Joshua 24:15 “And if it is evil in your eyes to serve the Lord, choose this day whom you will serve, whether the gods your fathers served in the region beyond the River, or the gods of the Amorites in whose land you dwell. But as for me and my house, we will serve the Lord.”
We’re all familiar with the “blame game.” It’s been a part of human nature since the beginning. It was at the Fall that Adam blamed Eve and Eve blamed the snake. But whose responsibility was the sin of the first two humans, and whose responsibility has been the sin of every living soul since?
In the passage above we get an answer to this question. Here Joshua stands before the Israelites whom he led and speaks to them in very personal terms. He tells each and every one of them that they have a choice to make. They can serve the gods that there fathers had served, such as the idols of the ancestors of Abraham in Ur of the Chaldees, the many gods of Egypt whom some of the Israelites served in their time of slavery there, or the golden calf god whom their fathers bowed down to at Mount Sinai. Similarly, they can serve the gods of the Amorites, the idolatrous people among whom they lived in the land of Canaan. Or they can serve the Lord. Joshua urges them to make up their minds. He tells them to decide right now, that they should “this day” get off the fence. Their indecision would be no excuse, for if they hadn’t yet decided to serve the true God, they had, in effect, decided not to. But in whatever way they chose, Joshua lets them know that it is their choice, just as it was his. And the responsibility for that choice would be theirs individually. They couldn’t blame their fathers. They couldn’t blame their neighbors. They could only blame themselves for the choice they would make.
And so it is with each one of us. When we face the Lord in the final judgment, it won’t matter what our parents did. We won’t be able to point to them and say the reason we made the choices we made was because we were just following their example. Nor will we be able to say that our parents made us this way. We won’t be able to say we lived the way we lived and made the choices in life that we did because we are Americans, and that’s just what Americans did. We won’t be able to point to our friends and blame them, even if they were “the wrong crowd,” so to speak. We won’t even be able to point to the devil. The excuse that “the devil made me do it” won’t hold any water when we stand before the God Who created us. No, it will be each of us, individually, who will be responsible before God for the choices we have made and the life we have lived. Further, even if we have served the Lord, the way we have served Him will be our responsibility as well. It won’t matter that others in our church may not have shared the gospel, given to the Lord’s work, or lived a godly life. It won’t help that the church was full of hypocrites, and because of that we chose not to be a part of it. That won’t serve as an excuse for how we have served God.

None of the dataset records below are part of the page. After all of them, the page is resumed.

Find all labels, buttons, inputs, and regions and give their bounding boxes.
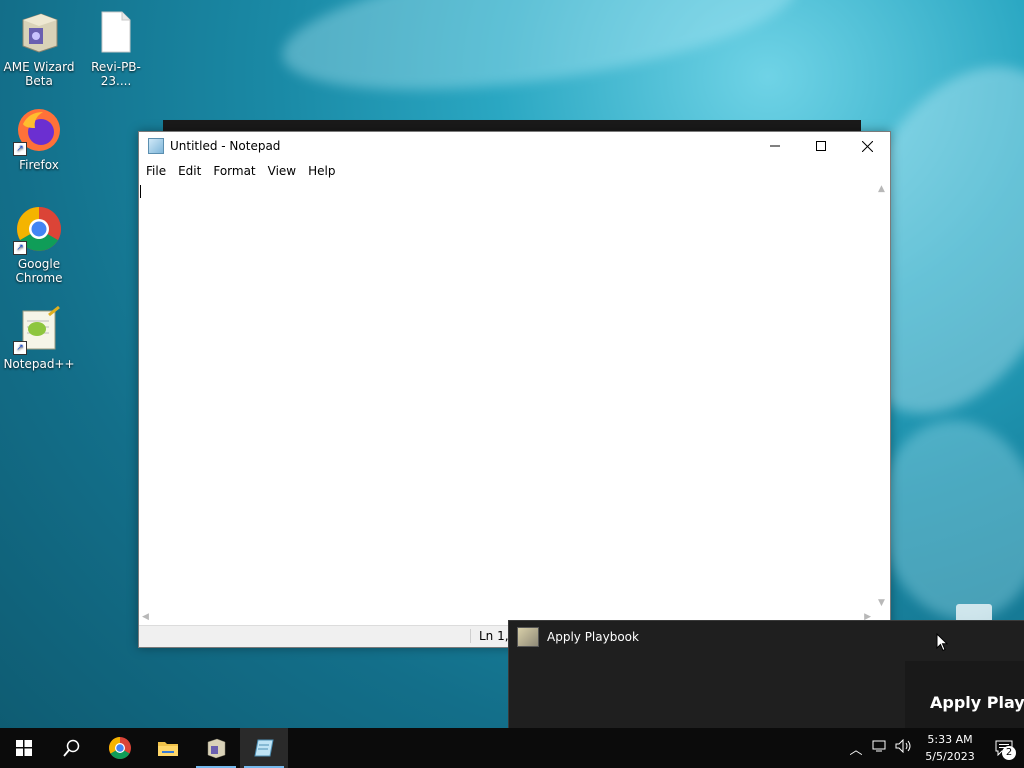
notepad-app-icon	[148, 138, 164, 154]
notepadpp-icon: ↗	[13, 305, 63, 355]
search-button[interactable]	[48, 728, 96, 768]
volume-icon[interactable]	[892, 738, 916, 757]
file-icon	[92, 8, 140, 56]
apply-playbook-heading: Apply Playb	[930, 693, 1024, 712]
menu-edit[interactable]: Edit	[173, 164, 206, 178]
text-editor[interactable]	[139, 182, 874, 610]
minimize-button[interactable]	[752, 132, 798, 160]
clock[interactable]: 5:33 AM 5/5/2023	[916, 731, 984, 765]
text-caret	[140, 185, 141, 198]
menu-bar: File Edit Format View Help	[139, 160, 890, 182]
window-title: Untitled - Notepad	[170, 139, 281, 153]
taskbar: ︿ 5:33 AM 5/5/2023 2	[0, 728, 1024, 768]
apply-playbook-panel: Apply Playb	[905, 661, 1024, 729]
minimize-icon	[770, 145, 780, 147]
vertical-scrollbar[interactable]: ▲ ▼	[874, 182, 890, 610]
ame-wizard-icon	[517, 627, 539, 647]
menu-view[interactable]: View	[263, 164, 301, 178]
menu-format[interactable]: Format	[208, 164, 260, 178]
mouse-cursor-icon	[936, 633, 948, 652]
maximize-button[interactable]	[798, 132, 844, 160]
taskbar-notepad[interactable]	[240, 728, 288, 768]
apply-playbook-title: Apply Playbook	[547, 630, 639, 644]
desktop-icon-label: Google Chrome	[15, 257, 63, 285]
file-explorer-icon	[158, 742, 178, 756]
notepad-icon	[254, 739, 274, 757]
desktop-icon-label: Firefox	[19, 158, 59, 172]
notepad-window[interactable]: Untitled - Notepad File Edit Format View…	[138, 131, 891, 648]
wallpaper-streak	[274, 0, 806, 116]
scroll-left-icon[interactable]: ◀	[142, 612, 149, 622]
close-icon	[861, 140, 873, 152]
clock-date: 5/5/2023	[925, 750, 975, 763]
system-tray: ︿ 5:33 AM 5/5/2023 2	[844, 728, 1024, 768]
clock-time: 5:33 AM	[927, 733, 973, 746]
desktop-icon-notepadpp[interactable]: ↗ Notepad++	[1, 305, 77, 371]
chrome-icon: ↗	[13, 205, 63, 255]
desktop-icon-label: Revi-PB-23....	[91, 60, 141, 88]
menu-file[interactable]: File	[141, 164, 171, 178]
scroll-up-icon[interactable]: ▲	[878, 184, 885, 194]
notepad-titlebar[interactable]: Untitled - Notepad	[139, 132, 890, 160]
maximize-icon	[816, 141, 826, 151]
network-icon[interactable]	[868, 739, 892, 757]
start-icon	[16, 740, 32, 756]
shortcut-arrow-icon: ↗	[13, 241, 27, 255]
close-button[interactable]	[844, 132, 890, 160]
shortcut-arrow-icon: ↗	[13, 142, 27, 156]
action-center-button[interactable]: 2	[984, 728, 1024, 768]
start-button[interactable]	[0, 728, 48, 768]
notification-count-badge: 2	[1002, 746, 1016, 760]
taskbar-chrome[interactable]	[96, 728, 144, 768]
ame-wizard-icon	[15, 8, 63, 56]
taskbar-ame-wizard[interactable]	[192, 728, 240, 768]
desktop-icon-chrome[interactable]: ↗ Google Chrome	[1, 205, 77, 285]
desktop-icon-label: Notepad++	[3, 357, 75, 371]
shortcut-arrow-icon: ↗	[13, 341, 27, 355]
menu-help[interactable]: Help	[303, 164, 340, 178]
desktop-icon-revi-pb[interactable]: Revi-PB-23....	[78, 8, 154, 88]
desktop-icon-firefox[interactable]: ↗ Firefox	[1, 106, 77, 172]
desktop-icon-label: AME Wizard Beta	[3, 60, 75, 88]
desktop-icon-ame-wizard[interactable]: AME Wizard Beta	[1, 8, 77, 88]
taskbar-file-explorer[interactable]	[144, 728, 192, 768]
chevron-up-icon[interactable]: ︿	[844, 739, 868, 758]
chrome-icon	[109, 737, 131, 759]
firefox-icon: ↗	[13, 106, 63, 156]
search-icon	[63, 739, 80, 757]
ame-wizard-icon	[207, 738, 226, 759]
scroll-down-icon[interactable]: ▼	[878, 598, 885, 608]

So, if, as Joshua said to Israel, “it is evil in (our) eyes to serve the Lord,” and in so doing we are of those who would so foolishly call good evil and evil good, so be it. It makes no sense of course, but we are free to make that choice. Or will we be of those who, like Joshua, says, “I don’t care what my parents did. I don’t care what the majority of the society in which I live did. I don’t care what others in my church did. I don’t care what anyone who has ever been a part of my life did. As for me and my house, we will serve the Lord!”?